Fighters don't get multiple attacks, and so to that extent are also correspondingly weaker - but with the opportunity for AC -4 (plate +3 and shield +3) they can become far more resilient than MUs.
 



pemerton

Legend
I generally take it for granted that the natural laws and micro-details of a fantasy world aren't the same as for the real world (eg air, fire, water and earth are all elements). Particularly so for biology, given that - whatever the truth for the real world - I take it as given that lifeforms were created rather than evolved.
 

Ahnehnois

First Post
I generally take it for granted that the natural laws and micro-details of a fantasy world aren't the same as for the real world (eg air, fire, water and earth are all elements). Particularly so for biology, given that - whatever the truth for the real world - I take it as given that lifeforms were created rather than evolved.
I take it you also think that the reason characters die of starvation is that they enjoy eating so much that when they can't eat they lose their morale and waste away in a sea of sadness?

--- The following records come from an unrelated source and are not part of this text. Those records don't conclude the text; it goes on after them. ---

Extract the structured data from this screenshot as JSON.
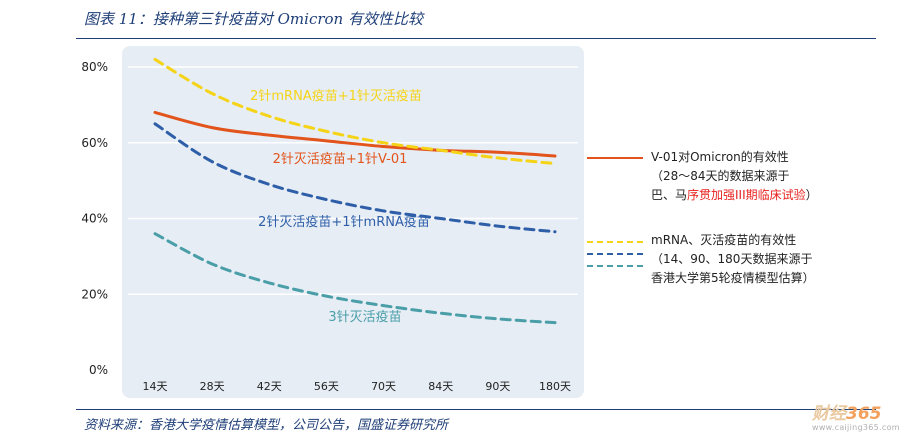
{
  "header": {
    "title": "图表 11：接种第三针疫苗对 Omicron 有效性比较"
  },
  "footer": {
    "source": "资料来源：香港大学疫情估算模型，公司公告，国盛证券研究所",
    "logo_text": "财经",
    "logo_num": "365",
    "logo_url": "www.caijing365.com"
  },
  "legend": {
    "v01_line1": "V-01对Omicron的有效性",
    "v01_line2": "（28～84天的数据来源于",
    "v01_line3_a": "巴、马",
    "v01_line3_b": "序贯加强III期临床试验",
    "v01_line3_c": "）",
    "hk_line1": "mRNA、灭活疫苗的有效性",
    "hk_line2": "（14、90、180天数据来源于",
    "hk_line3": "香港大学第5轮疫情模型估算）"
  },
  "colors": {
    "plot_bg": "#e6edf5",
    "grid": "#ffffff",
    "axis_text": "#222222",
    "v01": "#e2541b",
    "mrna_inact": "#f5d417",
    "inact_mrna": "#2e5ea8",
    "inact3": "#4a9ea8",
    "title": "#1f3f78"
  },
  "chart_data": {
    "type": "line",
    "categories": [
      "14天",
      "28天",
      "42天",
      "56天",
      "70天",
      "84天",
      "90天",
      "180天"
    ],
    "y_tick_labels": [
      "0%",
      "20%",
      "40%",
      "60%",
      "80%"
    ],
    "ylim": [
      0,
      80
    ],
    "grid": true,
    "series": [
      {
        "name": "2针灭活疫苗+1针V-01",
        "style": "solid",
        "color": "#e2541b",
        "values": [
          68,
          64,
          62,
          60.5,
          59,
          58,
          57.5,
          56.5
        ]
      },
      {
        "name": "2针mRNA疫苗+1针灭活疫苗",
        "style": "dashed",
        "color": "#f5d417",
        "values": [
          82,
          73,
          67,
          63,
          60,
          58,
          56,
          54.5
        ]
      },
      {
        "name": "2针灭活疫苗+1针mRNA疫苗",
        "style": "dashed",
        "color": "#2e5ea8",
        "values": [
          65,
          55,
          49,
          45,
          42,
          40,
          38,
          36.5
        ]
      },
      {
        "name": "3针灭活疫苗",
        "style": "dashed",
        "color": "#4a9ea8",
        "values": [
          36,
          28,
          23,
          19.5,
          17,
          15,
          13.5,
          12.5
        ]
      }
    ]
  }
}
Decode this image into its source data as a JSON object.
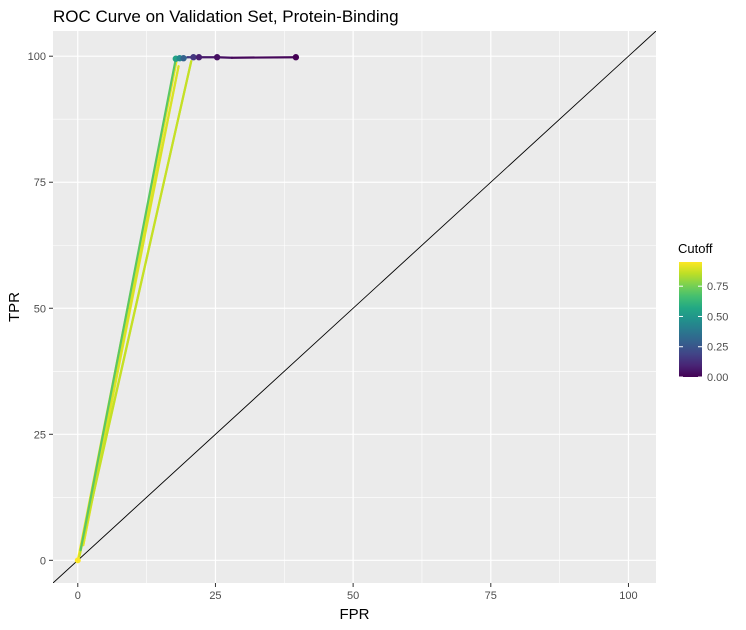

I mean, I know the rules don't require you get Vitamin C in your diet or suffer scurvy penalties, but I take it as given that D&D characters are eating food, breathing air, and using the latter to burn the former for energy. Also, your character takes falling damage because of gravity.

I'm not even going to touch fantasy notions of creation.
 


billd91

Not your screen monkey (he/him)
Yup. When you have a group that ignores the rules and a DM who enabled this, you can certainly free form your way through an adventure.

Not while playing DnD, but, it can be done.

Meaning you're playing it wrong if you deviate from the written rules? Is that it?

Even Gygax said that once in a Dragon column and it wasn't well received considering it is contrary to the creative spirit of D&D (not to mention, as we later learned, it was contrary to his own method of playing). Why should we give that notion any credence? It has none.
 

Hussar

Legend
Meaning you're playing it wrong if you deviate from the written rules? Is that it?

Even Gygax said that once in a Dragon column and it wasn't well received considering it is contrary to the creative spirit of D&D (not to mention, as we later learned, it was contrary to his own method of playing). Why should we give that notion any credence? It has none.

So, if I'm free forming, ignoring most of the mechanics, and playing the game, I'm still playing D&D? I have no problem saying that I'm playing a game. Fair enough. But, the game is only passably recognisable as any actual written version of D&D.

Hey, there's nothing wrong with deviating from written rules. But, there has to be a point where you can say, "Hey, you know what? That game you're playing? That's not D&D anymore".

Note, at no point did I actually say anything about doing it wrong, or that it wasn't fun, or that it was a bad thing. That's entirely on you and your interpretations. What I said was the only way you're going to take 4 thieves through a module and survive is if the DM is going way off the written rules and allowing all sorts of soft touch interpretations that enable the players to survive.

4 druids? Yeah, I could see that. 4 clerics? Maybe less chance, but, depending on how they synergized their characters, it's possible. 4 wizards? After about 5th or 6th level maybe, but, I wouldn't expect them to do it before then. 4 fighters or 4 thieves going through any published module that wasn't specifically tailored for that specific group? Not a chance. The only way that doesn't end in a lot of dead PC's is if the DM is fudging things left, right and centre.

Would you honestly expect 4 5th level 3.5 edition fighters (or rogues) to go through, say, any Paizo adventure path module for 5th level successfully?